Our story begins in 1992 when a few game journalists were given a preview of a platformer called Daffy Duck – And The Great Paint Caper. It received rave reviews, even though the game was incomplete. Then, nothing. No game, no further announcements, just nothing. Hi-tec folded as the market for Commodore development declined, but there were rumors that several copies of Daffy made it out before everything fell apart. Fans have been looking for the game all these years, and now the archivists at Games That Weren’t (GTW) have found and released it. They had to go through a lot to manage it, though.
After talking to various members of Hi-tec from back in the day, the GTW crew learned that the Daffy Duck game was designed and coded by Dave Saunders and Ashley Routeledge. The duo had worked on a number of other games for the C64, so the investigators knew how to get in touch. Sadly, neither one had any of the fabled copies of Daffy. Indeed, it turned out the game never even made it to final mastering.

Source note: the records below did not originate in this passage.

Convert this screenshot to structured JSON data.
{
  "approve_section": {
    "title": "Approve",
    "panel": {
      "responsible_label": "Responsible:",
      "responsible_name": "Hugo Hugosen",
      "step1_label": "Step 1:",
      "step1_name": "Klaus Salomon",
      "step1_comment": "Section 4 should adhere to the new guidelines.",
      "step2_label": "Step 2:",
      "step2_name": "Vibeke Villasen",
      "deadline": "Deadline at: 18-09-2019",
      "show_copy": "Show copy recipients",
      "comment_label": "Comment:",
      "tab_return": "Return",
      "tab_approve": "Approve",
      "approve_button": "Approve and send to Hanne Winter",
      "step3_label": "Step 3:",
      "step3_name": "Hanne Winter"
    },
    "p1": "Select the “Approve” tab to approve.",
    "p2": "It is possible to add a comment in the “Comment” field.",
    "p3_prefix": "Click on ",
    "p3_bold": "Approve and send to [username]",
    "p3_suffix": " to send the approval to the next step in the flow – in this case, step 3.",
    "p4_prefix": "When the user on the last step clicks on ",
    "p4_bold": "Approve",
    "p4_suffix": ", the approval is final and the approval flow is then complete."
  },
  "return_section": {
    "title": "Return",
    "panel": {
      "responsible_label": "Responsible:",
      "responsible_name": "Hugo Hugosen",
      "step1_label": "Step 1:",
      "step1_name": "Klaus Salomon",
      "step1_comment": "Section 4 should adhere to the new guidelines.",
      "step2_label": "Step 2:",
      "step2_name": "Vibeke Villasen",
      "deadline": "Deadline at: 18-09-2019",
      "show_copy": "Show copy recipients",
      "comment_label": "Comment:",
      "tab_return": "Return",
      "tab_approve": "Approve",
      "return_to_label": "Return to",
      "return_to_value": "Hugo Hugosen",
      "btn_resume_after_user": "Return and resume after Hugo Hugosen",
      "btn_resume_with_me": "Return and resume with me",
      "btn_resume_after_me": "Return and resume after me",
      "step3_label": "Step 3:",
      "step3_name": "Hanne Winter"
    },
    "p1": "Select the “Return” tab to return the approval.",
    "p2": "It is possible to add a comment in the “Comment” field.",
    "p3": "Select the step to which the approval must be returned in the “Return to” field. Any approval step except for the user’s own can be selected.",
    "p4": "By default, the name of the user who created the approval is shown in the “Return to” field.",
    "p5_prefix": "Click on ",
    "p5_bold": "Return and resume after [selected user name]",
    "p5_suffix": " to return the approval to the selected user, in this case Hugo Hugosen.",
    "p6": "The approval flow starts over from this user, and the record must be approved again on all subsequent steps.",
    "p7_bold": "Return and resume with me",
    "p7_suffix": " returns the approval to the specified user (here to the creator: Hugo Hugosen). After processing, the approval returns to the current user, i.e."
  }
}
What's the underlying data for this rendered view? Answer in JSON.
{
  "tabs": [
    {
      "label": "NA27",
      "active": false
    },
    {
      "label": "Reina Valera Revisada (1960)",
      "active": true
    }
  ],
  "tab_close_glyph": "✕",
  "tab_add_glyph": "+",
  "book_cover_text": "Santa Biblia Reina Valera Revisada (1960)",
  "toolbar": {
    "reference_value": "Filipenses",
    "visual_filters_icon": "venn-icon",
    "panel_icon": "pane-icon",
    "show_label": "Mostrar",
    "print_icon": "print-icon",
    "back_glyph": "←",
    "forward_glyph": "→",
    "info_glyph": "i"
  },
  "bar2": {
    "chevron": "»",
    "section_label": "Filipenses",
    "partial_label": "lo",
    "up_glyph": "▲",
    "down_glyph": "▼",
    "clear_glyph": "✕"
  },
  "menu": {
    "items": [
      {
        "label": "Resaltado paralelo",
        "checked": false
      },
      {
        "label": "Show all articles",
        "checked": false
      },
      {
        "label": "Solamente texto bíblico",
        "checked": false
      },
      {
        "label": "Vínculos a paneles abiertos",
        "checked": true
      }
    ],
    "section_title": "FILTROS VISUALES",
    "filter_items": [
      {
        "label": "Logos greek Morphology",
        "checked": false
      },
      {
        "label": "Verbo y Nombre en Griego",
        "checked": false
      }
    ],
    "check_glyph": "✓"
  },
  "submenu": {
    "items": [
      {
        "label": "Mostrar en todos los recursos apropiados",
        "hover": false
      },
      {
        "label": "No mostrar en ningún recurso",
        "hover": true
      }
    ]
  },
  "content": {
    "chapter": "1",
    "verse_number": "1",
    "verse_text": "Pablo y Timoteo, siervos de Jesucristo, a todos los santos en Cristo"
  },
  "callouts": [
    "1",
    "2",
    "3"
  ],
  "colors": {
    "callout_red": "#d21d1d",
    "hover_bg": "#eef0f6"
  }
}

Disheartened, GTW asked to archive anything the pair might have anyway. In August 2015, GTW got a look at Commodore disks still owned by Ashley Routeledge, and in a forgotten box of floppies, there it was. The original PDS source code for Daffy Duck – And The Great Paint Caper was spread out across half a dozen 3.5-inch floppies. Since this wasn’t a finished product, the source code needed to be compiled. Luckily, Routeledge also had a disk containing the necessary PDS development system.
So, the game has been saved. After a quarter century in purgatory, you can download and play Daffy Duck – And The Great Paint Caper, one of the finest examples of C64 gaming. It’s a 228KB download, which was huge for the time. The game is split into two disk images, which can be run with any C64 emulator.